According to the EPC C1 Gen2 standard, the frame length can only be a power of Q to 2, where Q is an integer between 0 and 15 [20], hence EPC C1 Gen2-based DFSA can hold an asymptotically slot efficiency of 0.368 when the value of tag cardinality is same as the frame length (F=n). Therefore, for the purpose of achieving a robust slot efficiency, it is necessary to monitor whether the frame length is appropriate in each identification process. Many state-of-the-arts [17-19] have addressed this issue by improving the accuracy of the estimations at the cost of high computation overhead. It is worth noting that due to the low-cost features of passive RFID systems, these protocols with high computational complexity are not very suitable [17].
2.1 ILCM
The authors in [21] proposed a tag cardinality estimation method namely Improved Linearized Combinational Model (ILCM) which only requires to run some simple mathematical operations. The anti-collision protocol based ILCM is straight and easy to implement. The function of ILCM is to obtain the number of tags need to be identified with a modest calculation by using interpolation methods. The work flow of an anti-collision protocol based on ILCM can be given in Fig. 1. An identification round is initialized by the reader's query command which contains a key parameter Q to specify the length of frame (given as F=2Q). When a full frame is read, the reader estimates the number of remaining tags based on the slot statistics (S corresponds to the number of success slots, E corresponds to the number of idle slots, C corresponds to the number of collision slots). Then, the tag cardinality before this round of identification can be calculated with Eq. (14) in [21]. After estimating the tag number, the reader can perform the reading process iteratively until no collision occurred.

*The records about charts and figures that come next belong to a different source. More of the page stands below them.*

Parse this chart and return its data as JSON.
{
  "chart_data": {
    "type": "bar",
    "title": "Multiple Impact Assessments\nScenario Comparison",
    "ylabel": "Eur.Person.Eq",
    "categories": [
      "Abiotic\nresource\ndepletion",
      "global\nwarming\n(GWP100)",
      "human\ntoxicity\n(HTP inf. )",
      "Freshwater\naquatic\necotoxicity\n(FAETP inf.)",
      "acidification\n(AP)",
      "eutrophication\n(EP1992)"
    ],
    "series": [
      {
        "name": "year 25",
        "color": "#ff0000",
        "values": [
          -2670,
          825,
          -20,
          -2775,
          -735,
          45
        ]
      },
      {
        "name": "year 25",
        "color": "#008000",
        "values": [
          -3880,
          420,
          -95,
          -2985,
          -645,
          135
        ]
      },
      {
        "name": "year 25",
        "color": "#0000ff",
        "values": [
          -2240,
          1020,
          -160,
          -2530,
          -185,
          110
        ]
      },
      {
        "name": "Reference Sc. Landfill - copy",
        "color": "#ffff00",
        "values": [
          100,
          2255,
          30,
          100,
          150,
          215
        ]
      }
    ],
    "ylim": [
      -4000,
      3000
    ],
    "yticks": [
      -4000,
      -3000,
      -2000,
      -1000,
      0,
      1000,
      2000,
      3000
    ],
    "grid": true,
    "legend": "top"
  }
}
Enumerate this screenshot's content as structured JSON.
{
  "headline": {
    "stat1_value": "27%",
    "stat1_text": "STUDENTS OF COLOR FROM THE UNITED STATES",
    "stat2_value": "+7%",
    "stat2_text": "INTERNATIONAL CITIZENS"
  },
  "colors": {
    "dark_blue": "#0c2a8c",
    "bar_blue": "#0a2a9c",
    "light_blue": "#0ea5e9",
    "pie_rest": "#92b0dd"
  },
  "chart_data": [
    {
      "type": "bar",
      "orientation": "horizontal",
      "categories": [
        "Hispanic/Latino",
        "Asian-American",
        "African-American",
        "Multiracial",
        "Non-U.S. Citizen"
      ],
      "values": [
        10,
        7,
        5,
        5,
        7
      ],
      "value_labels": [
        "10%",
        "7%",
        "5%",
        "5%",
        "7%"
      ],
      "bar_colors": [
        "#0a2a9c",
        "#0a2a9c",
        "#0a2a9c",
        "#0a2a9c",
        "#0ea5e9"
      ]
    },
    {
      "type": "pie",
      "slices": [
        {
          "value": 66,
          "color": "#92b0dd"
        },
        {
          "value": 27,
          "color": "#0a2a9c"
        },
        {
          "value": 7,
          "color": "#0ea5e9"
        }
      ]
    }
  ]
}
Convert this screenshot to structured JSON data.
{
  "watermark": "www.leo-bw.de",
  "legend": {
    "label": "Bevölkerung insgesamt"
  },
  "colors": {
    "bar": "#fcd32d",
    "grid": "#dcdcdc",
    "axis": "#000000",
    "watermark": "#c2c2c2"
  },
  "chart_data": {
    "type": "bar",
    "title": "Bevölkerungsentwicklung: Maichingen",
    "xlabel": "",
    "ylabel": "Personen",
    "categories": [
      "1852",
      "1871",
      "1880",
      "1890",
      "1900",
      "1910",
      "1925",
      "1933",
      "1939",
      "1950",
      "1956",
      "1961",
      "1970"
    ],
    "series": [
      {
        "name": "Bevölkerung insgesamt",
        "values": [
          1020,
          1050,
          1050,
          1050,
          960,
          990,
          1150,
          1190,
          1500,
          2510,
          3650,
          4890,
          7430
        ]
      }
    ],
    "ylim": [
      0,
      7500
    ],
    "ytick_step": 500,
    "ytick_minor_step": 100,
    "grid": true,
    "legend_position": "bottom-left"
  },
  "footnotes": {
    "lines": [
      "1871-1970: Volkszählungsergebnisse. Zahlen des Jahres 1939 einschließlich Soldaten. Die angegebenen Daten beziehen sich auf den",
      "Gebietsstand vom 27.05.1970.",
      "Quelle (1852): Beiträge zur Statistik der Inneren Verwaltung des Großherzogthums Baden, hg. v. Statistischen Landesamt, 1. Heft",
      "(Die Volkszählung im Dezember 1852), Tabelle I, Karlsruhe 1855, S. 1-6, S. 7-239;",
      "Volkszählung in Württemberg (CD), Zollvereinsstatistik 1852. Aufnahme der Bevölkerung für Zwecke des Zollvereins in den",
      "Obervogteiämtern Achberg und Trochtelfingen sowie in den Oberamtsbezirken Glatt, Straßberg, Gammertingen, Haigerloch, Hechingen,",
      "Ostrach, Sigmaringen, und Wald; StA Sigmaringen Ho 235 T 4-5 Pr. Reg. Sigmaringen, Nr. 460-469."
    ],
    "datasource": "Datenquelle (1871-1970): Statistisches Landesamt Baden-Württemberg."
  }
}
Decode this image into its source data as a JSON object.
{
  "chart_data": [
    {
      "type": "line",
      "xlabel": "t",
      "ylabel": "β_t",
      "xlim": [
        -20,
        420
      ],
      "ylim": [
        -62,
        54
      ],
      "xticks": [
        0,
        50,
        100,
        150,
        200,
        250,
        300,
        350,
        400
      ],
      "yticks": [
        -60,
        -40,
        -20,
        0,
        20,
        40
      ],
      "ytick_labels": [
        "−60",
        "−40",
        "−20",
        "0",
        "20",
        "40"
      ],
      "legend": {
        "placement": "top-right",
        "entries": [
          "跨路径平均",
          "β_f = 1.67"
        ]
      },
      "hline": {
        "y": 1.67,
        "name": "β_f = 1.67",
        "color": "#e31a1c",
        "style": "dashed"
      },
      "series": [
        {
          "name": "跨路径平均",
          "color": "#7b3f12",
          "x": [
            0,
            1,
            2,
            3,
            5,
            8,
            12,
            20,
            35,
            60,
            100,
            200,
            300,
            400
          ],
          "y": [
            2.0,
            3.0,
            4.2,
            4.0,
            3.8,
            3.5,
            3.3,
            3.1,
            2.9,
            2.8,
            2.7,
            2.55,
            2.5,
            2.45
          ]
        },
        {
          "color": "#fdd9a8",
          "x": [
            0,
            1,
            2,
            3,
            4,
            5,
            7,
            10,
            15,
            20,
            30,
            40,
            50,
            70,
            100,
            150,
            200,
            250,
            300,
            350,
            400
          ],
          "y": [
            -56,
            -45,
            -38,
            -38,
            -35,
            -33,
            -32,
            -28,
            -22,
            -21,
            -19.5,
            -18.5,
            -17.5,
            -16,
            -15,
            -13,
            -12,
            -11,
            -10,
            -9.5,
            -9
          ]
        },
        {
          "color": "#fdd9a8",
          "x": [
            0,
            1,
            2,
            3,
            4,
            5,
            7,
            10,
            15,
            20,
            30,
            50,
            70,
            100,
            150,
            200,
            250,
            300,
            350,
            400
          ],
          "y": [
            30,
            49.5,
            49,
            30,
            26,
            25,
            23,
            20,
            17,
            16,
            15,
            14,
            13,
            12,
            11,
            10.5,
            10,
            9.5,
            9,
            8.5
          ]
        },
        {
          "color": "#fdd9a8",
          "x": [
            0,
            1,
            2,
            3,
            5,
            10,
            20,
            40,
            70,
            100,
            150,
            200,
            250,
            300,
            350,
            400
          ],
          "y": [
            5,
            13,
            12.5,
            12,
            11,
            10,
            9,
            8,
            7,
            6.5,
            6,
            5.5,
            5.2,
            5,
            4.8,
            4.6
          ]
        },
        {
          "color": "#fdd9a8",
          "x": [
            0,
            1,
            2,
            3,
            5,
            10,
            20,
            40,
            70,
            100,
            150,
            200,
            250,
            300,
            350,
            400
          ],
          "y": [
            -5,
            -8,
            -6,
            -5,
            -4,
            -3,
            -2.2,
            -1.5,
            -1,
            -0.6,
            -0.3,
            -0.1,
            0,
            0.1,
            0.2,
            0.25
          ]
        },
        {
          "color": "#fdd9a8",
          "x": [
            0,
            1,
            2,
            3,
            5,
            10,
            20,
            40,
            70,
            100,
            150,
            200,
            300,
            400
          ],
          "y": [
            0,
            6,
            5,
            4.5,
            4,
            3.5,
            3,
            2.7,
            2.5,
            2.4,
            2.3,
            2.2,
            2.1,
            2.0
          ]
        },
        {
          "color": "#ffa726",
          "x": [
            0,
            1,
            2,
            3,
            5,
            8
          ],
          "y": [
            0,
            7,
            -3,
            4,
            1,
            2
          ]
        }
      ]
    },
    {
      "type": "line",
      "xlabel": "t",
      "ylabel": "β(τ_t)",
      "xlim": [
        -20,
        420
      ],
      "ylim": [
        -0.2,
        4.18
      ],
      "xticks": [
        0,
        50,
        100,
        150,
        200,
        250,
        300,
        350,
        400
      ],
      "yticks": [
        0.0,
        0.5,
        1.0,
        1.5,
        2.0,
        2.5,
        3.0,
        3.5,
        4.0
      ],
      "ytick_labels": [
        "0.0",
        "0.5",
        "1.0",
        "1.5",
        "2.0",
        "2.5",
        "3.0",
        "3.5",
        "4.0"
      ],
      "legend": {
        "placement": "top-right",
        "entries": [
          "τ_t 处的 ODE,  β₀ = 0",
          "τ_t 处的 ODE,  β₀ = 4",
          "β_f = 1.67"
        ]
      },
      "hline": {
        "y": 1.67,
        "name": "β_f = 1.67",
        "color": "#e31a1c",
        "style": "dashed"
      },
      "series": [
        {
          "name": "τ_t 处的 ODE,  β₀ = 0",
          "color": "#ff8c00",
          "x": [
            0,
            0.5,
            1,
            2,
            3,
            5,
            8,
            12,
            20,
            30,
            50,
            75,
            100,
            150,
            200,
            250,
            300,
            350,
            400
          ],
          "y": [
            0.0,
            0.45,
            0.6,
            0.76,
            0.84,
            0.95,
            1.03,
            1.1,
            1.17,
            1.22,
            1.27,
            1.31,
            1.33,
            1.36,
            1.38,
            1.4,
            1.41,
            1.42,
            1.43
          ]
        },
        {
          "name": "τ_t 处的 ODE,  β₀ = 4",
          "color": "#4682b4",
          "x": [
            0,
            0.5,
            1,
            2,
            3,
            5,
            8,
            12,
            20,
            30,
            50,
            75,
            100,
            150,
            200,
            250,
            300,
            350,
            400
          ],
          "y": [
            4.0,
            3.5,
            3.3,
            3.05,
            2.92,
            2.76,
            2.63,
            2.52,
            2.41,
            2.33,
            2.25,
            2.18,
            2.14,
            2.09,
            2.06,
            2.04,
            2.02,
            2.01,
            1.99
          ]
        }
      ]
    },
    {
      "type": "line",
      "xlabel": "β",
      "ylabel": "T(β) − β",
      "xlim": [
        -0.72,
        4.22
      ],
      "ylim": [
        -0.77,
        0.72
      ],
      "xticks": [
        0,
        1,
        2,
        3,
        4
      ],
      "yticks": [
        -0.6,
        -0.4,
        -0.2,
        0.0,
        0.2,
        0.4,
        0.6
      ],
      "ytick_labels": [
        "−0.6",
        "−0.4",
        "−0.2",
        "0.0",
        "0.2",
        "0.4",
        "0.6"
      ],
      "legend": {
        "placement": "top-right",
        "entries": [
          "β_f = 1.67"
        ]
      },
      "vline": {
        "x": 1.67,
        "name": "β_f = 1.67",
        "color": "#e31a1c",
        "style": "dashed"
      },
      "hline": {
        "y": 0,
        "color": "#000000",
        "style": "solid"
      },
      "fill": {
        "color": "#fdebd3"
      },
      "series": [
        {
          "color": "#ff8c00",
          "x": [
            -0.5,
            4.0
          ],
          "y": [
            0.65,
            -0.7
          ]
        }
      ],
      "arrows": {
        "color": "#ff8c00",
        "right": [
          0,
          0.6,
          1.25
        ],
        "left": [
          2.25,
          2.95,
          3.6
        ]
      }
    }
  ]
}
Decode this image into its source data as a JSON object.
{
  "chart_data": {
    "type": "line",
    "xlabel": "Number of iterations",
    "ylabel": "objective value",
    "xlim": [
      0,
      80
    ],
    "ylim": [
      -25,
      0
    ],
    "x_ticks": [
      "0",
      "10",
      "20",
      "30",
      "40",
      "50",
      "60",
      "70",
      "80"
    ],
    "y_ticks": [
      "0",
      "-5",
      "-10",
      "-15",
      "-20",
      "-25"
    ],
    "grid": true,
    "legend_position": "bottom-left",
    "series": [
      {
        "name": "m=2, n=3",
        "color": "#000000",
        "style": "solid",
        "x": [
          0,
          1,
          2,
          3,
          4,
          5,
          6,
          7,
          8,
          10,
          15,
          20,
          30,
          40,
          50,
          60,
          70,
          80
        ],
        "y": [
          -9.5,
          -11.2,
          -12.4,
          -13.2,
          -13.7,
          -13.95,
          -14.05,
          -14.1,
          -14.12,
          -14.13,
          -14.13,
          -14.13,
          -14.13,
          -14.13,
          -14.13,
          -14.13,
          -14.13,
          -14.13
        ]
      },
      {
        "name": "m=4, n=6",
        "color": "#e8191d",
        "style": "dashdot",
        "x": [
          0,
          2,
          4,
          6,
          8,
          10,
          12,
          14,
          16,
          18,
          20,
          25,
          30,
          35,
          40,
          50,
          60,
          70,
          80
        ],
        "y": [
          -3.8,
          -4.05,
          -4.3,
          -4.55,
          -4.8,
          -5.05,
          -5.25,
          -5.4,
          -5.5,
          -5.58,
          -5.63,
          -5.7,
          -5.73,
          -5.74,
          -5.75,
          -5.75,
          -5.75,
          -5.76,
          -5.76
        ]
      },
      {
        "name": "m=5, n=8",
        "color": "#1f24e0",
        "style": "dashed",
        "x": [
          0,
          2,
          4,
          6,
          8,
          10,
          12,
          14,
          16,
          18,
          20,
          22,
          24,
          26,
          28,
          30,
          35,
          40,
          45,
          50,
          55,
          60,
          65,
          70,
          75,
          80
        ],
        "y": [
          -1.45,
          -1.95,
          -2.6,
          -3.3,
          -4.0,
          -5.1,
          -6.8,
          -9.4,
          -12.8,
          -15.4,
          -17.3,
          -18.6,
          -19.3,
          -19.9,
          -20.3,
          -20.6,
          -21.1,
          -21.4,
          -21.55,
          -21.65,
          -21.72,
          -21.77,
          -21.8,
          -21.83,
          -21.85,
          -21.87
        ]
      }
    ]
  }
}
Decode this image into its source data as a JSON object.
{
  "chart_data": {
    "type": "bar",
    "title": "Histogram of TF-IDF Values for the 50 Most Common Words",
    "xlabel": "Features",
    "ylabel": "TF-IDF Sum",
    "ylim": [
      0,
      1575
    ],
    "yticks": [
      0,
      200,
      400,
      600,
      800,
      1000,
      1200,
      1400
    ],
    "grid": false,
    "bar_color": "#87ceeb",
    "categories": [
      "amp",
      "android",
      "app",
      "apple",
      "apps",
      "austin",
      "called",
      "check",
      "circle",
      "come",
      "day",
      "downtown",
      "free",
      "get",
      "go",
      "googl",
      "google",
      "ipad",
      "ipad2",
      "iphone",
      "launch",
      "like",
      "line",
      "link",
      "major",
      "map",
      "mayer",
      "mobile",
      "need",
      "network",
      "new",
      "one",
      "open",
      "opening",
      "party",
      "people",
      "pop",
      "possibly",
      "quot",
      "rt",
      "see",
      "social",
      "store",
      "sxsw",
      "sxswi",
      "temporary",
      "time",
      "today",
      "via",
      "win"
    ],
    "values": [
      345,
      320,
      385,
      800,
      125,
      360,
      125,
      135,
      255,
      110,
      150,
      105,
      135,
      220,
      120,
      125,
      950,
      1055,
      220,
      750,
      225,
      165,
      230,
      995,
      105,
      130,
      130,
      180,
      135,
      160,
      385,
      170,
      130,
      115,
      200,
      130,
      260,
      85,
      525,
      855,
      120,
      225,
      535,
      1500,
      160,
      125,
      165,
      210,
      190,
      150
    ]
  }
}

Fig. 1. The work flow of ILCM presented in [16]
Compared with those estimation methods with high calculation overhead, ILCM requires only some simple mathematical operations. However, the estimation function of ILCM is derived based on interpolation, so it cannot always maintain robust performance. Once a bit estimation error occurs, the identification performance may be dramatically degraded.
2.2 FEIA
The literature [20] made a conclusion that using an estimation function with high calculation complexity to improve tag identification performance is not a very desirable solution. Through simulation results analysis, the estimation accuracy has little effect on the improvement of identification performance. Then, literature [20] proposed a very simple method namely feasible and easy-to-implement anti-collision algorithm (FEIA) for estimating the tag cardinality, which is based on slot-by-slot status observation, i.e., the reader estimates the remaining tags at every slot of a frame. The work flow of FEIA is plotted in Fig. 2.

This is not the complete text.